Real men own power washers
My neighbor has this little old steam engine boat parked in his driveway. Think "The African Queen" meets a toy tug boat. Except no leeches, Bogart or Hepburn. Just me, him and the neighbors going about our Saturday chores.
Well, this past Saturday, he was getting it ready for the upcoming 4th of July festivities. So, he breaks out this implement of destruction, also known as a power washer. Well, he starts blasting his boat with rocket propelled water streaming from a fire hose-like device to the point that I thought he might blow a hole right in the side of the old girl. The assault was reminiscent of a man armed with an AK-47 as opposed to soap and water. I was amazed. And a tad frightened.
Mesmerized, in a semi-hypnotic state, I crossed the street and ambled into his yard where a small gathering of the neighborhood men had already convened to support him in the manliest of tasks - power tool usage. Some smoked cigarettes, some grabbed a beer from his cooler, but mostly we just watched him annihilate bottom algae while we thought to ourselves, "Take that you single-celled bastard. You protozoan P.O.S. Die, algae, DIE!"

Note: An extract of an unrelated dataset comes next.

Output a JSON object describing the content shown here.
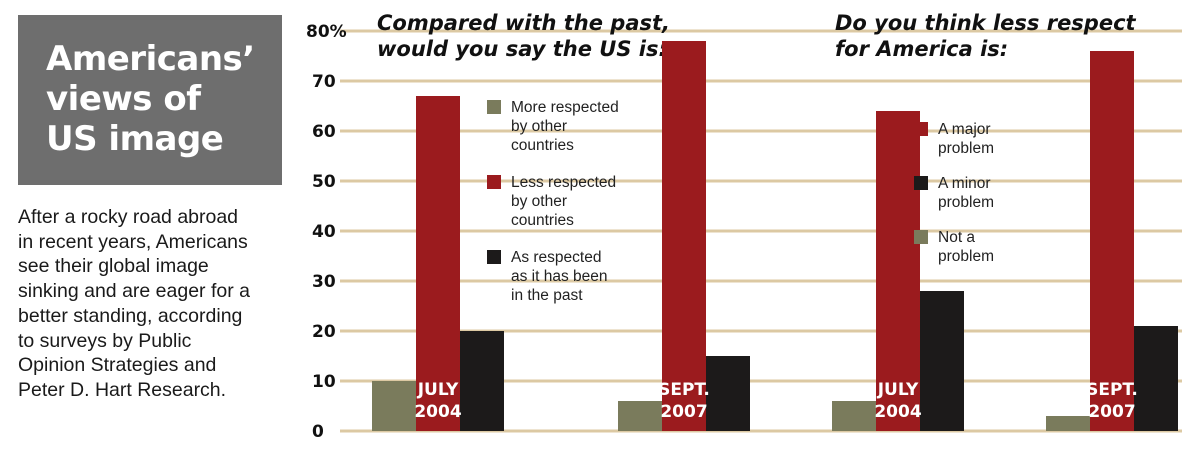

The other men on my street seemed more familiar with the process and asked him informed questions along the lines of, "How many P.S.I. does that little puppy have?" or "Does it super-heat the projected water first?"
"Where'd you get it," I blurted out over the thunderous sound of water rhythmically pounding fiberglass gunwales, still amazed at this machine? "Did ya' have to get a license first," thinking to myself 'I must have one of these power washers.'
And with that question, he released his grip on the trigger and the ear shattering noise came to an abrupt halt.
All eyes were on me.
"Oh, of course, Home Depot," I whispered, trying to recover.
But the damage was done.
The other men imperceptibly shifted away from me and toward the man wielding the power tool.
Realizing my presence was no longer necessary, I shuffled back to my own yard, noticing the moss on my cedar shingles that have sadly never seen the business end of a power washer.
I sat down at my fancy-pants little laptop with its full QWERTY keyboard and I wrote my 4th of July piece for ITPR - the website for women with Extreme Mofosity.
I longed for the days I was a real man.